Edition en partie originale et imprimée à 350 exemplaires sur vergé d'Arches, "Feuilles de route" étant paru précédemment.
Précieux envoi autographe signé d'André Gide à Maurice Barrès.
La dédicace que le jeune Gide adresse à son prestigieux ainé sur ce recueil de notes de voyage se révèle être bien plus qu'une simple formule de politesse respectueuse envers le « maître à penser » des Lettres Françaises depuis 1880.
À l'instar de nombreux autres jeunes écrivains, Gide - que Barres introduit très tôt dans le cercle de Mallarmé - doit ses débuts littéraires à cette "instance de consécration" que représente Maurice Barres dont l'autorité intellectuelle et littéraire au tournant du XXème siècle ne cesse de croître.
Pourtant en 1906, alors que Barrès vient d'être nommé Académicien, Gide est en passe de devenir le nouveau chef de file de la jeunesse littéraire, en partie grâce à son opposition à ce maître jusqu'alors incontesté.

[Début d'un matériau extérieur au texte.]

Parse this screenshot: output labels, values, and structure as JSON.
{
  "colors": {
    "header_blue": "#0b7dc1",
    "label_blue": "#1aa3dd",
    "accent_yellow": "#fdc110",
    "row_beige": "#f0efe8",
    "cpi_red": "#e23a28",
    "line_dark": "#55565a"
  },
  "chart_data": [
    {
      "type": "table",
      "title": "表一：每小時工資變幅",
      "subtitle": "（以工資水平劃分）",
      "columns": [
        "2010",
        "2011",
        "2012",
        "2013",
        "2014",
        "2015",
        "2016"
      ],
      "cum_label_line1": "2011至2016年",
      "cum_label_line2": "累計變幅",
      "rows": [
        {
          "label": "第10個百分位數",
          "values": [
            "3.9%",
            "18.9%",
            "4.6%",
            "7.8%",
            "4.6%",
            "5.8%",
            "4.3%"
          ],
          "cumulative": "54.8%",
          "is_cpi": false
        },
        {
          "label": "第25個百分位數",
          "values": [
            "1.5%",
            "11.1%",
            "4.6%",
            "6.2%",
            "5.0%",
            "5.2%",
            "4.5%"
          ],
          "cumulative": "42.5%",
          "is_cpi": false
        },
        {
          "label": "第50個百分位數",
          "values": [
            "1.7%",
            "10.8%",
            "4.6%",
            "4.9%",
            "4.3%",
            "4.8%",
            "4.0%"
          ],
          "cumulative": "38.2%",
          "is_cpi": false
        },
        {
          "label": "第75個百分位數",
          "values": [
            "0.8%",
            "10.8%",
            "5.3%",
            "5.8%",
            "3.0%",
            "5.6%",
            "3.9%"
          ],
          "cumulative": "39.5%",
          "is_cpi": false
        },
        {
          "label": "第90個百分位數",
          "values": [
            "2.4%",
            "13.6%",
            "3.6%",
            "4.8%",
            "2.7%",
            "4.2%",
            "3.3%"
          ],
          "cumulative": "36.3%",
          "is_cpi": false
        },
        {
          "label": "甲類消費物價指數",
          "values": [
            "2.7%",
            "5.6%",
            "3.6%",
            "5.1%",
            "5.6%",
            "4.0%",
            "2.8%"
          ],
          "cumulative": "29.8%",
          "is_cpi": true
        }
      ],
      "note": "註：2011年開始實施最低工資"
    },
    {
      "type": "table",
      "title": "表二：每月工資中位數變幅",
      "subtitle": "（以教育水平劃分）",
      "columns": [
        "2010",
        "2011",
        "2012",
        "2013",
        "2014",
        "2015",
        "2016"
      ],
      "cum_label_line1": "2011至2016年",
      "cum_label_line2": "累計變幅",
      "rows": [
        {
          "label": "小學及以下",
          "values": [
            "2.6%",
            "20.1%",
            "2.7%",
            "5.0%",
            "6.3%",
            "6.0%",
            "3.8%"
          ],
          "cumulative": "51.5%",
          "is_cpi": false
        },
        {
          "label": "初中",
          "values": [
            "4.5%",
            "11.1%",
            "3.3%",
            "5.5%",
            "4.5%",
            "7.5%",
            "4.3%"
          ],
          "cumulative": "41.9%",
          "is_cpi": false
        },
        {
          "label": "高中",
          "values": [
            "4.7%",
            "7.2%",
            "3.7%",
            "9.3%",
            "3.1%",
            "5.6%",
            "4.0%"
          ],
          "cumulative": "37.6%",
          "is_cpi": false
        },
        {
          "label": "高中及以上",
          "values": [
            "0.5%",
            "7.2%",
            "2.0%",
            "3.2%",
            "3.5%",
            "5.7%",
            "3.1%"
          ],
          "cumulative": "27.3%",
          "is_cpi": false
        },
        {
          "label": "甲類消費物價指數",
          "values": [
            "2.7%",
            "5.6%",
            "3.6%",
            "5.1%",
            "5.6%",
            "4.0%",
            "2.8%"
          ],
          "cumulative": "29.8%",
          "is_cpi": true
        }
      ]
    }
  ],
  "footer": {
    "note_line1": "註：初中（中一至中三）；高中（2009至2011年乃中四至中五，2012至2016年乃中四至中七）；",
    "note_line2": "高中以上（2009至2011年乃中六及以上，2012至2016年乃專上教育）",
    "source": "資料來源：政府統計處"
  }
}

C'est en 1898 que Gide s'en prend respectueusement mais fermement à l'autorité Barrésienne en publiant sa critique des Déracinés dans l'Ermitage.
Les premières lignes maintes fois citées de cet article célèbrent le voyage et "la joie qu'il y aurait à ne plus se sentir d'attaches, de racines (...)". Gide pose ainsi les prémisses d'une éthique et d'une esthétique nouvelles excluant l'idéologie politique du champ littéraire pour ne « conserver qu'une seule et véritable autorité : celle de la qualité et du talent » (cf. Fabien Dubosson in L'autorité littéraire à l'épreuve d'elle-même)
Evénement majeur de l'histoire littéraire du XXeme siècle, cette irrévérence formulée par celui que l'on nommera désormais l'anti-Barrès, oppose justement le goût du voyage et la curiosité d'esprit, tels que le narrateur des Nourritures terrestres l'enseigne à Nathanaël, à la stérilité de l'enracinement prôné par Barrès.
L'article de Gide marque le début de la fameuse « querelle du peuplier » qui le confrontera à Charles Maurras, principal défenseur de Barrès, mais à laquelle prendront part de nombreux écrivains.
Publiée en 1903 dans Prétexte, cette polémique marque le clivage entre deux écoles, l'une revendiquant l'héritage de Barrès, l'autre s'en démarquant par une opposition constante qui se conclue en 1921 avec le meurtre symbolique du père au travers du célèbre procès Barrès intenté fictivement par Dada.
L'« Amical » envoi que Gide adresse à Barrès sur ces notes qui « exaltent la beauté du voyage » est sans aucun doute le témoignage d'une déférence du disciple à l'égard de son ancien maître. Mais ce « souvenir » est également la marque d'une autorité nouvelle qui, avec la création de la NRF, signera la fin des années Barrès et le début des années Gide.
Dos légèrement décoloré, une petite déchirure recollée en pied d'un mors.
Notre exemplaire est présenté sous chemise en demi maroquin marron, dos à cinq nerfs légèrement frottés, chemise bordée du même maroquin, ensemble signé de Pierre-Lucien Martin.